Oral and maxillofacial surgeons sometimes perform Corrective Jaw (Orthognathic) Surgery when orthodontics alone is insufficient to correct a misaligned bite. In other cases, surgical treatment is necessary to repair congenital abnormalities (birth defects), or to treat severe orthodontic conditions, skeletal problems, and other disorders.

In this procedure, which oral and maxillofacial surgeons usually perform under general anesthesia, they reshape and reposition the bones of the face and jaw, as well as realign the jaws and teeth. They often work closely with orthodontists in planning and carrying out this type of surgery, which may be necessary when orthodontics alone can’t correct the problem.

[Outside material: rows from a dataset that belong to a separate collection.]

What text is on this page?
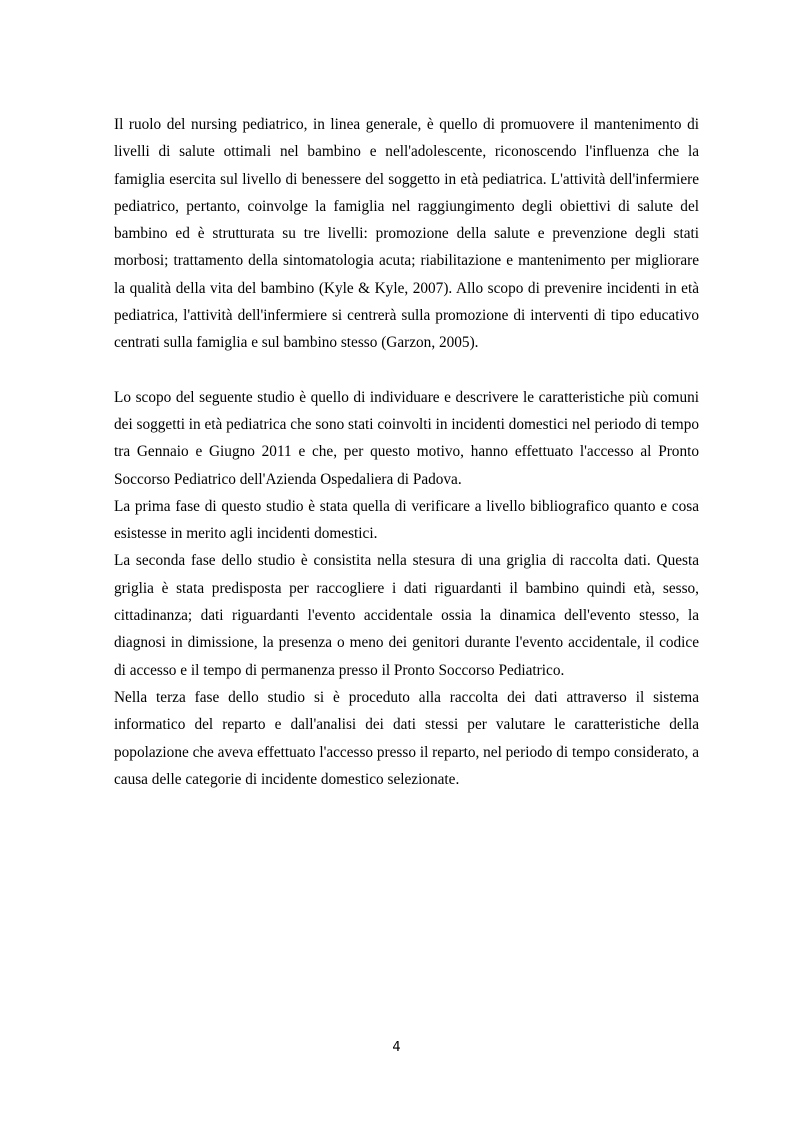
Il ruolo del nursing pediatrico, in linea generale, è quello di promuovere il mantenimento di livelli di salute ottimali nel bambino e nell'adolescente, riconoscendo l'influenza che la famiglia esercita sul livello di benessere del soggetto in età pediatrica. L'attività dell'infermiere pediatrico, pertanto, coinvolge la famiglia nel raggiungimento degli obiettivi di salute del bambino ed è strutturata su tre livelli: promozione della salute e prevenzione degli stati morbosi; trattamento della sintomatologia acuta; riabilitazione e mantenimento per migliorare la qualità della vita del bambino (Kyle & Kyle, 2007). Allo scopo di prevenire incidenti in età pediatrica, l'attività dell'infermiere si centrerà sulla promozione di interventi di tipo educativo centrati sulla famiglia e sul bambino stesso (Garzon, 2005).

Lo scopo del seguente studio è quello di individuare e descrivere le caratteristiche più comuni dei soggetti in età pediatrica che sono stati coinvolti in incidenti domestici nel periodo di tempo tra Gennaio e Giugno 2011 e che, per questo motivo, hanno effettuato l'accesso al Pronto Soccorso Pediatrico dell'Azienda Ospedaliera di Padova.

La prima fase di questo studio è stata quella di verificare a livello bibliografico quanto e cosa esistesse in merito agli incidenti domestici.

La seconda fase dello studio è consistita nella stesura di una griglia di raccolta dati. Questa griglia è stata predisposta per raccogliere i dati riguardanti il bambino quindi età, sesso, cittadinanza; dati riguardanti l'evento accidentale ossia la dinamica dell'evento stesso, la diagnosi in dimissione, la presenza o meno dei genitori durante l'evento accidentale, il codice di accesso e il tempo di permanenza presso il Pronto Soccorso Pediatrico.

Nella terza fase dello studio si è proceduto alla raccolta dei dati attraverso il sistema informatico del reparto e dall'analisi dei dati stessi per valutare le caratteristiche della popolazione che aveva effettuato l'accesso presso il reparto, nel periodo di tempo considerato, a causa delle categorie di incidente domestico selezionate.

4
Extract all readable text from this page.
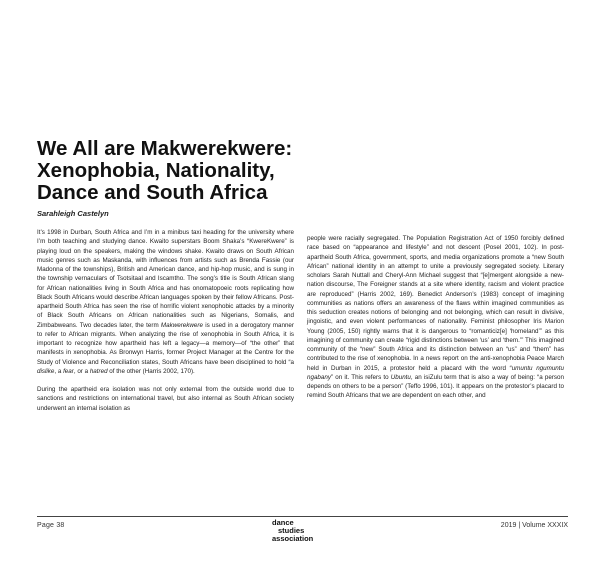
We All are Makwerekwere:
Xenophobia, Nationality,
Dance and South Africa
Sarahleigh Castelyn

It’s 1998 in Durban, South Africa and I’m in a minibus taxi heading for the university where I’m both teaching and studying dance. Kwaito superstars Boom Shaka’s “KwereKwere” is playing loud on the speakers, making the windows shake. Kwaito draws on South African music genres such as Maskanda, with influences from artists such as Brenda Fassie (our Madonna of the townships), British and American dance, and hip-hop music, and is sung in the township vernaculars of Tsotsitaal and Iscamtho. The song’s title is South African slang for African nationalities living in South Africa and has onomatopoeic roots replicating how Black South Africans would describe African languages spoken by their fellow Africans. Post-apartheid South Africa has seen the rise of horrific violent xenophobic attacks by a minority of Black South Africans on African nationalities such as Nigerians, Somalis, and Zimbabweans. Two decades later, the term Makwerekwere is used in a derogatory manner to refer to African migrants. When analyzing the rise of xenophobia in South Africa, it is important to recognize how apartheid has left a legacy—a memory—of “the other” that manifests in xenophobia. As Bronwyn Harris, former Project Manager at the Centre for the Study of Violence and Reconciliation states, South Africans have been disciplined to hold “a dislike, a fear, or a hatred of the other (Harris 2002, 170).

During the apartheid era isolation was not only external from the outside world due to sanctions and restrictions on international travel, but also internal as South African society underwent an internal isolation as

people were racially segregated. The Population Registration Act of 1950 forcibly defined race based on “appearance and lifestyle” and not descent (Posel 2001, 102). In post-apartheid South Africa, government, sports, and media organizations promote a “new South African” national identity in an attempt to unite a previously segregated society. Literary scholars Sarah Nuttall and Cheryl-Ann Michael suggest that “[e]mergent alongside a new-nation discourse, The Foreigner stands at a site where identity, racism and violent practice are reproduced” (Harris 2002, 169). Benedict Anderson’s (1983) concept of imagining communities as nations offers an awareness of the flaws within imagined communities as this seduction creates notions of belonging and not belonging, which can result in divisive, jingoistic, and even violent performances of nationality. Feminist philosopher Iris Marion Young (2005, 150) rightly warns that it is dangerous to “romanticiz[e] ‘homeland’” as this imagining of community can create “rigid distinctions between ‘us’ and ‘them.’” This imagined community of the “new” South Africa and its distinction between an “us” and “them” has contributed to the rise of xenophobia. In a news report on the anti-xenophobia Peace March held in Durban in 2015, a protestor held a placard with the word “umuntu ngumuntu ngabany” on it. This refers to Ubuntu, an isiZulu term that is also a way of being: “a person depends on others to be a person” (Teffo 1996, 101). It appears on the protestor’s placard to remind South Africans that we are dependent on each other, and

Page 38	dance
studies
association
2019 | Volume XXXIX
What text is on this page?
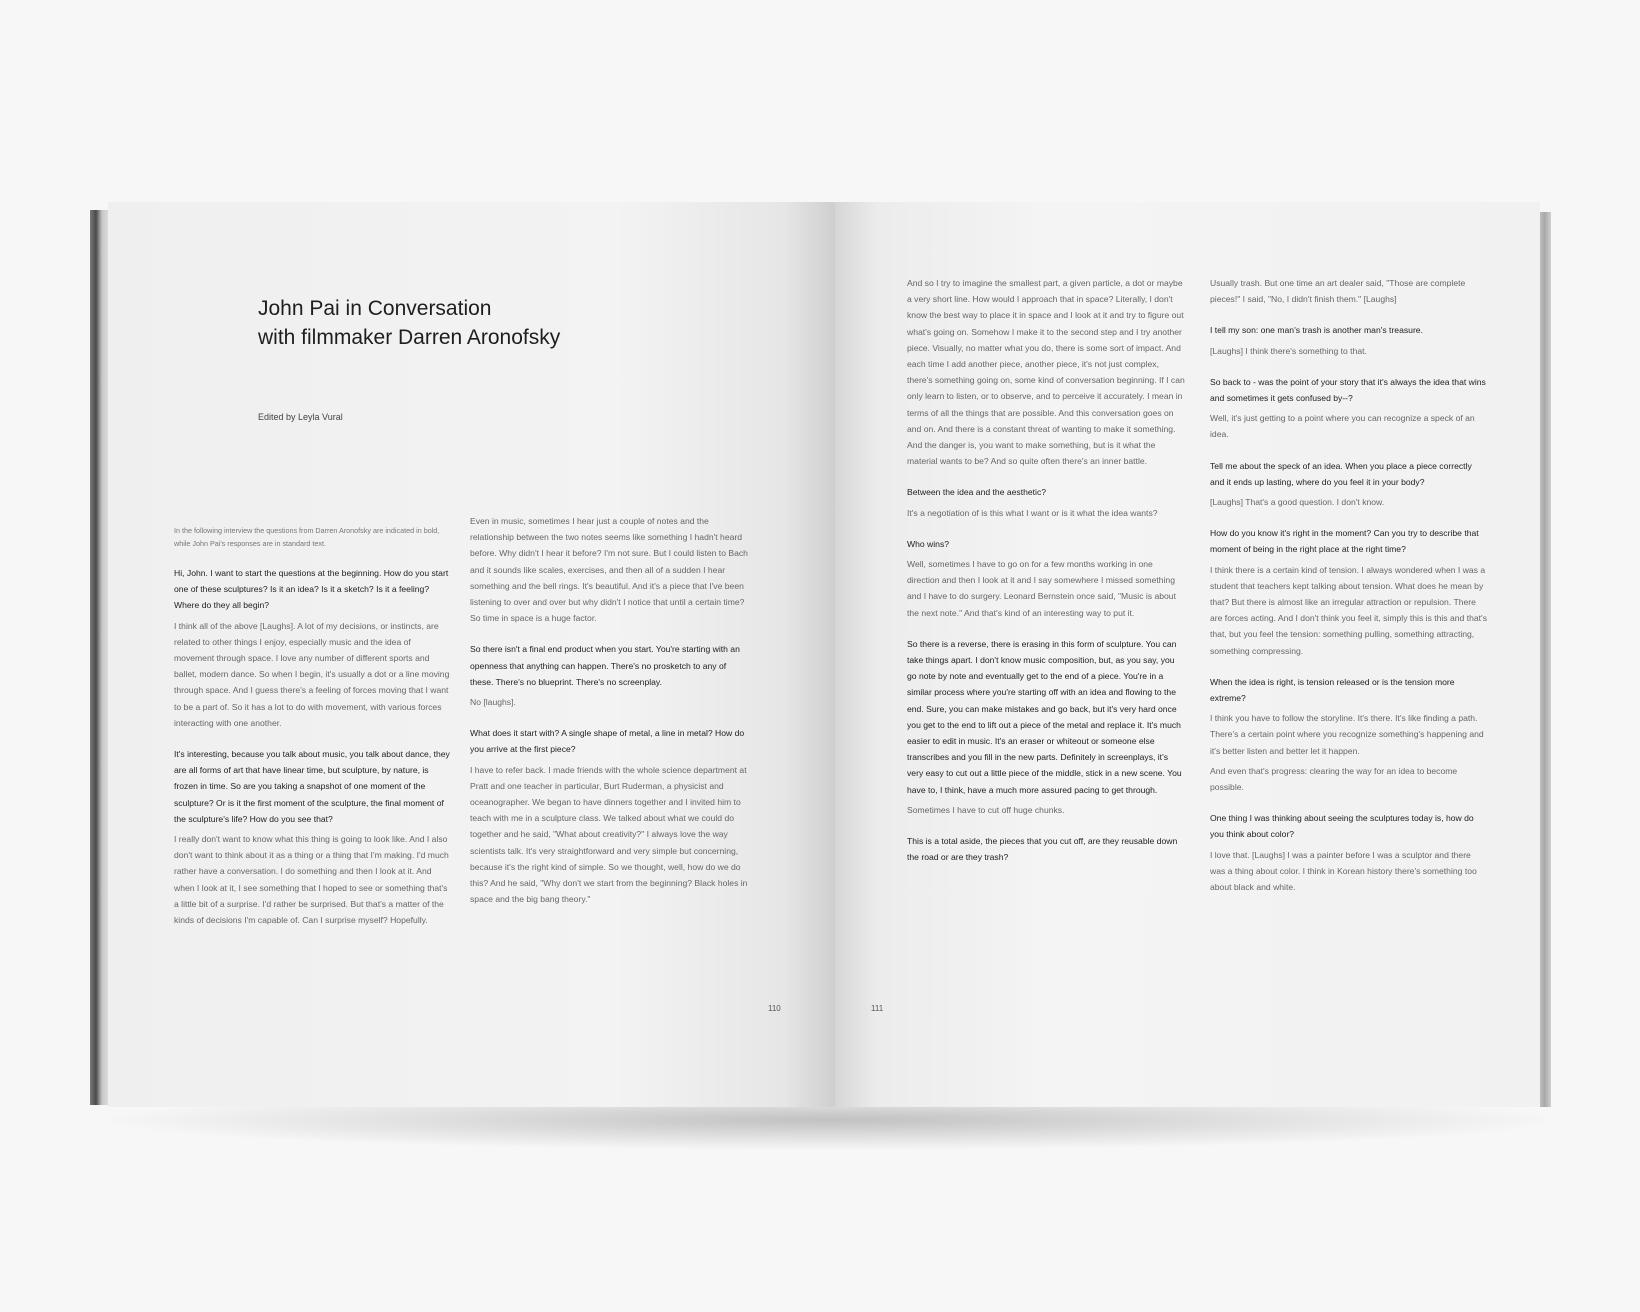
John Pai in Conversation
with filmmaker Darren Aronofsky
Edited by Leyla Vural

In the following interview the questions from Darren Aronofsky are indicated in bold, while John Pai's responses are in standard text.

Hi, John. I want to start the questions at the beginning. How do you start one of these sculptures? Is it an idea? Is it a sketch? Is it a feeling? Where do they all begin?

I think all of the above [Laughs]. A lot of my decisions, or instincts, are related to other things I enjoy, especially music and the idea of movement through space. I love any number of different sports and ballet, modern dance. So when I begin, it's usually a dot or a line moving through space. And I guess there's a feeling of forces moving that I want to be a part of. So it has a lot to do with movement, with various forces interacting with one another.

It's interesting, because you talk about music, you talk about dance, they are all forms of art that have linear time, but sculpture, by nature, is frozen in time. So are you taking a snapshot of one moment of the sculpture? Or is it the first moment of the sculpture, the final moment of the sculpture's life? How do you see that?

I really don't want to know what this thing is going to look like. And I also don't want to think about it as a thing or a thing that I'm making. I'd much rather have a conversation. I do something and then I look at it. And when I look at it, I see something that I hoped to see or something that's a little bit of a surprise. I'd rather be surprised. But that's a matter of the kinds of decisions I'm capable of. Can I surprise myself? Hopefully.

Even in music, sometimes I hear just a couple of notes and the relationship between the two notes seems like something I hadn't heard before. Why didn't I hear it before? I'm not sure. But I could listen to Bach and it sounds like scales, exercises, and then all of a sudden I hear something and the bell rings. It's beautiful. And it's a piece that I've been listening to over and over but why didn't I notice that until a certain time? So time in space is a huge factor.

So there isn't a final end product when you start. You're starting with an openness that anything can happen. There's no prosketch to any of these. There's no blueprint. There's no screenplay.

No [laughs].

What does it start with? A single shape of metal, a line in metal? How do you arrive at the first piece?

I have to refer back. I made friends with the whole science department at Pratt and one teacher in particular, Burt Ruderman, a physicist and oceanographer. We began to have dinners together and I invited him to teach with me in a sculpture class. We talked about what we could do together and he said, "What about creativity?" I always love the way scientists talk. It's very straightforward and very simple but concerning, because it's the right kind of simple. So we thought, well, how do we do this? And he said, "Why don't we start from the beginning? Black holes in space and the big bang theory."

110

And so I try to imagine the smallest part, a given particle, a dot or maybe a very short line. How would I approach that in space? Literally, I don't know the best way to place it in space and I look at it and try to figure out what's going on. Somehow I make it to the second step and I try another piece. Visually, no matter what you do, there is some sort of impact. And each time I add another piece, another piece, it's not just complex, there's something going on, some kind of conversation beginning. If I can only learn to listen, or to observe, and to perceive it accurately. I mean in terms of all the things that are possible. And this conversation goes on and on. And there is a constant threat of wanting to make it something. And the danger is, you want to make something, but is it what the material wants to be? And so quite often there's an inner battle.

Between the idea and the aesthetic?

It's a negotiation of is this what I want or is it what the idea wants?

Who wins?

Well, sometimes I have to go on for a few months working in one direction and then I look at it and I say somewhere I missed something and I have to do surgery. Leonard Bernstein once said, "Music is about the next note." And that's kind of an interesting way to put it.

So there is a reverse, there is erasing in this form of sculpture. You can take things apart. I don't know music composition, but, as you say, you go note by note and eventually get to the end of a piece. You're in a similar process where you're starting off with an idea and flowing to the end. Sure, you can make mistakes and go back, but it's very hard once you get to the end to lift out a piece of the metal and replace it. It's much easier to edit in music. It's an eraser or whiteout or someone else transcribes and you fill in the new parts. Definitely in screenplays, it's very easy to cut out a little piece of the middle, stick in a new scene. You have to, I think, have a much more assured pacing to get through.

Sometimes I have to cut off huge chunks.

This is a total aside, the pieces that you cut off, are they reusable down the road or are they trash?

Usually trash. But one time an art dealer said, "Those are complete pieces!" I said, "No, I didn't finish them." [Laughs]

I tell my son: one man's trash is another man's treasure.

[Laughs] I think there's something to that.

So back to - was the point of your story that it's always the idea that wins and sometimes it gets confused by--?

Well, it's just getting to a point where you can recognize a speck of an idea.

Tell me about the speck of an idea. When you place a piece correctly and it ends up lasting, where do you feel it in your body?

[Laughs] That's a good question. I don't know.

How do you know it's right in the moment? Can you try to describe that moment of being in the right place at the right time?

I think there is a certain kind of tension. I always wondered when I was a student that teachers kept talking about tension. What does he mean by that? But there is almost like an irregular attraction or repulsion. There are forces acting. And I don't think you feel it, simply this is this and that's that, but you feel the tension: something pulling, something attracting, something compressing.

When the idea is right, is tension released or is the tension more extreme?

I think you have to follow the storyline. It's there. It's like finding a path. There's a certain point where you recognize something's happening and it's better listen and better let it happen.

And even that's progress: clearing the way for an idea to become possible.

One thing I was thinking about seeing the sculptures today is, how do you think about color?

I love that. [Laughs] I was a painter before I was a sculptor and there was a thing about color. I think in Korean history there's something too about black and white.

111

Oral and maxillofacial surgeons perform cleft lip/palate surgery, a special type of surgery, to correct the changes in facial structure caused by this birth defect.

Reconstructive surgery

Reconstructive surgery may be necessary after a traumatic dental injury or facial trauma, which can result from an auto accident, a workplace injury, and many other causes. This surgery is also sometimes needed following the removal of a tumor or another operation. Oral and maxillofacial surgeons specialize in repairing and reconstructing facial structures, and are adept at working with both hard and soft tissues.

Cosmetic work

These specialists can also set a solid foundation for cosmetic and restorative dental work, including the placement of dental implants, the system of tooth replacement preferred by many patients. Depending on the condition of the jaw, oral and maxillofacial surgeons may require bone grafting procedures to ensure proper placement of the implants in the jaw. When dentures are the chosen tooth replacement method, oral surgeons can smooth and reshape alveolar (jaw) bone as needed, to ensure a comfortable fit in the mouth.

Other consultations

In addition to performing these common procedures, oral and maxillofacial surgeons may actively consult on cases of obstructive sleep apnea, facial pain and infection, biopsies and removal of lesions, as well as the diagnosis and treatment of some oral cancers. These specialists bring extensive clinical experience to their patients, offering help when they need it most.